XX century
cm 23 x 17
Piero Leidi (Brescia, 1892 – Bedizzole, 1976)
Mountain view with Ponte di Legno
Tempera on cardboard, 23 x 17 cm
Signed lower right “P.Leidi”; dated 1943 and inscribed on the back
Piero Leidi, an artist originally from Brescia, studied in Lugano with Luigi Rossi (1852-1923), a staunch supporter of en plein air painting until the 1913s; Rossi rekindled Leidi's dedication to mountain views, which he never abandoned even when the artist continued his studies at the Academy of Florence. At the same time as his lessons in Florence, Leidi enrolled in the Moretto painting school in Brescia, receiving the first prizes in XNUMX for his realistic ability to reconstruct landscape details. His exhibition activity was limited to the first decades of the XNUMXth century, particularly to documented participation in exhibitions in Milan, Turin, Cremona, Genoa, Venice and Brescia within the Group of Independent Artists. The growth of his prestige allowed the artist to also participate in foreign exhibitions, such as in Paris, where Leidi stood out for an original vision of the mountain view.
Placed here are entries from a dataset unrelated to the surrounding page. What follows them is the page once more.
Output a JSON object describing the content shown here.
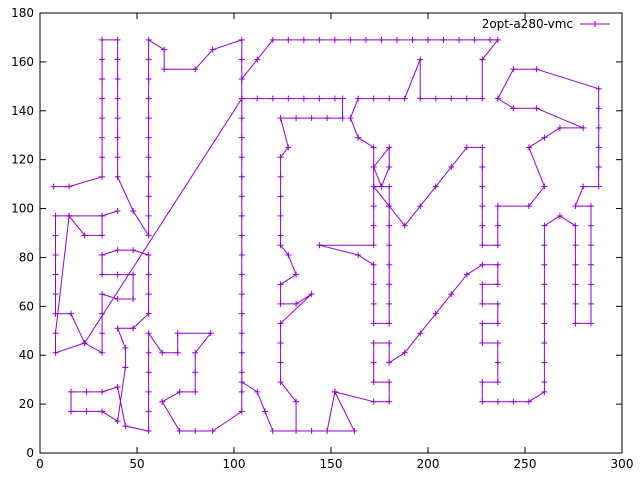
{
  "chart_data": {
    "type": "line",
    "title": "",
    "xlabel": "",
    "ylabel": "",
    "xlim": [
      0,
      300
    ],
    "ylim": [
      0,
      180
    ],
    "xticks": [
      "0",
      "50",
      "100",
      "150",
      "200",
      "250",
      "300"
    ],
    "yticks": [
      "0",
      "20",
      "40",
      "60",
      "80",
      "100",
      "120",
      "140",
      "160",
      "180"
    ],
    "grid": false,
    "legend_position": "top-right",
    "series": [
      {
        "name": "2opt-a280-vmc",
        "color": "#9400d3",
        "marker": "plus",
        "points": [
          [
            7,
            109
          ],
          [
            15,
            109
          ],
          [
            32,
            113
          ],
          [
            32,
            121
          ],
          [
            32,
            129
          ],
          [
            32,
            137
          ],
          [
            32,
            145
          ],
          [
            32,
            153
          ],
          [
            32,
            161
          ],
          [
            32,
            169
          ],
          [
            40,
            169
          ],
          [
            40,
            161
          ],
          [
            40,
            153
          ],
          [
            40,
            145
          ],
          [
            40,
            137
          ],
          [
            40,
            129
          ],
          [
            40,
            121
          ],
          [
            40,
            113
          ],
          [
            48,
            99
          ],
          [
            56,
            89
          ],
          [
            56,
            97
          ],
          [
            56,
            105
          ],
          [
            56,
            113
          ],
          [
            56,
            121
          ],
          [
            56,
            129
          ],
          [
            56,
            137
          ],
          [
            56,
            145
          ],
          [
            56,
            153
          ],
          [
            56,
            161
          ],
          [
            56,
            169
          ],
          [
            64,
            165
          ],
          [
            64,
            157
          ],
          [
            80,
            157
          ],
          [
            89,
            165
          ],
          [
            104,
            169
          ],
          [
            104,
            161
          ],
          [
            104,
            153
          ],
          [
            104,
            145
          ],
          [
            104,
            137
          ],
          [
            104,
            129
          ],
          [
            104,
            121
          ],
          [
            104,
            113
          ],
          [
            104,
            105
          ],
          [
            104,
            97
          ],
          [
            104,
            89
          ],
          [
            104,
            81
          ],
          [
            104,
            73
          ],
          [
            104,
            65
          ],
          [
            104,
            57
          ],
          [
            104,
            49
          ],
          [
            104,
            41
          ],
          [
            104,
            33
          ],
          [
            104,
            25
          ],
          [
            104,
            17
          ],
          [
            89,
            9
          ],
          [
            80,
            9
          ],
          [
            72,
            9
          ],
          [
            63,
            21
          ],
          [
            72,
            25
          ],
          [
            80,
            25
          ],
          [
            80,
            33
          ],
          [
            80,
            41
          ],
          [
            88,
            49
          ],
          [
            71,
            49
          ],
          [
            71,
            41
          ],
          [
            63,
            41
          ],
          [
            56,
            49
          ],
          [
            56,
            41
          ],
          [
            56,
            33
          ],
          [
            56,
            25
          ],
          [
            56,
            17
          ],
          [
            56,
            9
          ],
          [
            44,
            11
          ],
          [
            40,
            27
          ],
          [
            32,
            25
          ],
          [
            24,
            25
          ],
          [
            16,
            25
          ],
          [
            16,
            17
          ],
          [
            24,
            17
          ],
          [
            32,
            17
          ],
          [
            40,
            13
          ],
          [
            44,
            35
          ],
          [
            44,
            43
          ],
          [
            40,
            51
          ],
          [
            48,
            51
          ],
          [
            56,
            57
          ],
          [
            56,
            65
          ],
          [
            56,
            73
          ],
          [
            56,
            81
          ],
          [
            48,
            83
          ],
          [
            40,
            83
          ],
          [
            32,
            81
          ],
          [
            32,
            73
          ],
          [
            40,
            73
          ],
          [
            48,
            73
          ],
          [
            48,
            63
          ],
          [
            40,
            63
          ],
          [
            32,
            65
          ],
          [
            32,
            57
          ],
          [
            32,
            49
          ],
          [
            32,
            41
          ],
          [
            23,
            45
          ],
          [
            16,
            57
          ],
          [
            8,
            57
          ],
          [
            8,
            65
          ],
          [
            8,
            73
          ],
          [
            8,
            81
          ],
          [
            8,
            89
          ],
          [
            8,
            97
          ],
          [
            15,
            97
          ],
          [
            23,
            89
          ],
          [
            32,
            89
          ],
          [
            32,
            97
          ],
          [
            40,
            99
          ],
          [
            32,
            97
          ],
          [
            15,
            97
          ],
          [
            8,
            49
          ],
          [
            8,
            41
          ],
          [
            23,
            45
          ],
          [
            104,
            145
          ],
          [
            112,
            145
          ],
          [
            120,
            145
          ],
          [
            128,
            145
          ],
          [
            136,
            145
          ],
          [
            144,
            145
          ],
          [
            152,
            145
          ],
          [
            156,
            145
          ],
          [
            156,
            137
          ],
          [
            148,
            137
          ],
          [
            140,
            137
          ],
          [
            132,
            137
          ],
          [
            124,
            137
          ],
          [
            128,
            125
          ],
          [
            124,
            121
          ],
          [
            124,
            113
          ],
          [
            124,
            105
          ],
          [
            124,
            97
          ],
          [
            124,
            89
          ],
          [
            124,
            85
          ],
          [
            128,
            81
          ],
          [
            132,
            73
          ],
          [
            124,
            69
          ],
          [
            124,
            61
          ],
          [
            132,
            61
          ],
          [
            140,
            65
          ],
          [
            124,
            53
          ],
          [
            124,
            45
          ],
          [
            124,
            37
          ],
          [
            124,
            29
          ],
          [
            132,
            21
          ],
          [
            132,
            9
          ],
          [
            140,
            9
          ],
          [
            148,
            9
          ],
          [
            152,
            25
          ],
          [
            162,
            9
          ],
          [
            120,
            9
          ],
          [
            116,
            17
          ],
          [
            112,
            25
          ],
          [
            104,
            29
          ],
          [
            104,
            153
          ],
          [
            112,
            161
          ],
          [
            120,
            169
          ],
          [
            128,
            169
          ],
          [
            136,
            169
          ],
          [
            144,
            169
          ],
          [
            152,
            169
          ],
          [
            160,
            169
          ],
          [
            168,
            169
          ],
          [
            176,
            169
          ],
          [
            184,
            169
          ],
          [
            192,
            169
          ],
          [
            200,
            169
          ],
          [
            208,
            169
          ],
          [
            216,
            169
          ],
          [
            224,
            169
          ],
          [
            232,
            169
          ],
          [
            236,
            169
          ],
          [
            228,
            161
          ],
          [
            228,
            145
          ],
          [
            220,
            145
          ],
          [
            212,
            145
          ],
          [
            204,
            145
          ],
          [
            196,
            145
          ],
          [
            196,
            161
          ],
          [
            188,
            145
          ],
          [
            180,
            145
          ],
          [
            172,
            145
          ],
          [
            164,
            145
          ],
          [
            160,
            137
          ],
          [
            164,
            129
          ],
          [
            172,
            125
          ],
          [
            172,
            117
          ],
          [
            176,
            109
          ],
          [
            180,
            117
          ],
          [
            180,
            125
          ],
          [
            172,
            117
          ],
          [
            172,
            109
          ],
          [
            172,
            101
          ],
          [
            172,
            93
          ],
          [
            172,
            85
          ],
          [
            144,
            85
          ],
          [
            164,
            81
          ],
          [
            172,
            77
          ],
          [
            172,
            69
          ],
          [
            172,
            61
          ],
          [
            172,
            53
          ],
          [
            180,
            53
          ],
          [
            180,
            61
          ],
          [
            180,
            69
          ],
          [
            180,
            77
          ],
          [
            180,
            85
          ],
          [
            180,
            93
          ],
          [
            180,
            101
          ],
          [
            180,
            109
          ],
          [
            172,
            109
          ],
          [
            180,
            101
          ],
          [
            188,
            93
          ],
          [
            196,
            101
          ],
          [
            204,
            109
          ],
          [
            212,
            117
          ],
          [
            220,
            125
          ],
          [
            228,
            125
          ],
          [
            228,
            117
          ],
          [
            228,
            109
          ],
          [
            228,
            101
          ],
          [
            228,
            93
          ],
          [
            228,
            85
          ],
          [
            236,
            85
          ],
          [
            236,
            93
          ],
          [
            236,
            101
          ],
          [
            252,
            101
          ],
          [
            260,
            109
          ],
          [
            252,
            125
          ],
          [
            260,
            129
          ],
          [
            268,
            133
          ],
          [
            280,
            133
          ],
          [
            256,
            141
          ],
          [
            244,
            141
          ],
          [
            236,
            145
          ],
          [
            244,
            157
          ],
          [
            256,
            157
          ],
          [
            288,
            149
          ],
          [
            288,
            141
          ],
          [
            288,
            133
          ],
          [
            288,
            125
          ],
          [
            288,
            117
          ],
          [
            288,
            109
          ],
          [
            280,
            109
          ],
          [
            276,
            101
          ],
          [
            284,
            101
          ],
          [
            284,
            93
          ],
          [
            284,
            85
          ],
          [
            284,
            77
          ],
          [
            284,
            69
          ],
          [
            284,
            61
          ],
          [
            284,
            53
          ],
          [
            276,
            53
          ],
          [
            276,
            61
          ],
          [
            276,
            69
          ],
          [
            276,
            77
          ],
          [
            276,
            85
          ],
          [
            276,
            93
          ],
          [
            268,
            97
          ],
          [
            260,
            93
          ],
          [
            260,
            85
          ],
          [
            260,
            77
          ],
          [
            260,
            69
          ],
          [
            260,
            61
          ],
          [
            260,
            53
          ],
          [
            260,
            45
          ],
          [
            260,
            37
          ],
          [
            260,
            29
          ],
          [
            260,
            25
          ],
          [
            252,
            21
          ],
          [
            244,
            21
          ],
          [
            236,
            21
          ],
          [
            228,
            21
          ],
          [
            228,
            29
          ],
          [
            236,
            29
          ],
          [
            236,
            37
          ],
          [
            236,
            45
          ],
          [
            228,
            45
          ],
          [
            228,
            53
          ],
          [
            236,
            53
          ],
          [
            236,
            61
          ],
          [
            228,
            61
          ],
          [
            228,
            69
          ],
          [
            236,
            69
          ],
          [
            236,
            77
          ],
          [
            228,
            77
          ],
          [
            220,
            73
          ],
          [
            212,
            65
          ],
          [
            204,
            57
          ],
          [
            196,
            49
          ],
          [
            188,
            41
          ],
          [
            180,
            37
          ],
          [
            180,
            45
          ],
          [
            172,
            45
          ],
          [
            172,
            37
          ],
          [
            172,
            29
          ],
          [
            180,
            29
          ],
          [
            180,
            21
          ],
          [
            172,
            21
          ],
          [
            152,
            25
          ]
        ]
      }
    ]
  }
}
This landscape beautifully combines all the characteristics of Leidi's painting: a crystalline colorism pervades the entire composition, punctuated by liquid brush strokes that define solid volumes, in a silent restitution of a snapshot of life. The evanescent touches with which the artist patiently distinguishes the window frames and woods together with the piles of bricks that build a distant wall match well with the thin shadow cut between the sparse houses and that seems to cool the grass. In the painting, a glimpse of Ponte di Legno can be identified, a town in Brescia that is representative of the artist's production.
The formal lyricism that springs from the particular point of view, conferring a state of grace to the noble poverty of the place, is reminiscent of the socialist realism in which Leidi participated in the adoption of these particular subjects, of silent contemplation. These views can be compared to various charcoal drawings portraying workers and peasants, based on the contemporary experiences of Giuseppe Pellizza da Volpedo and Francesco Filippini.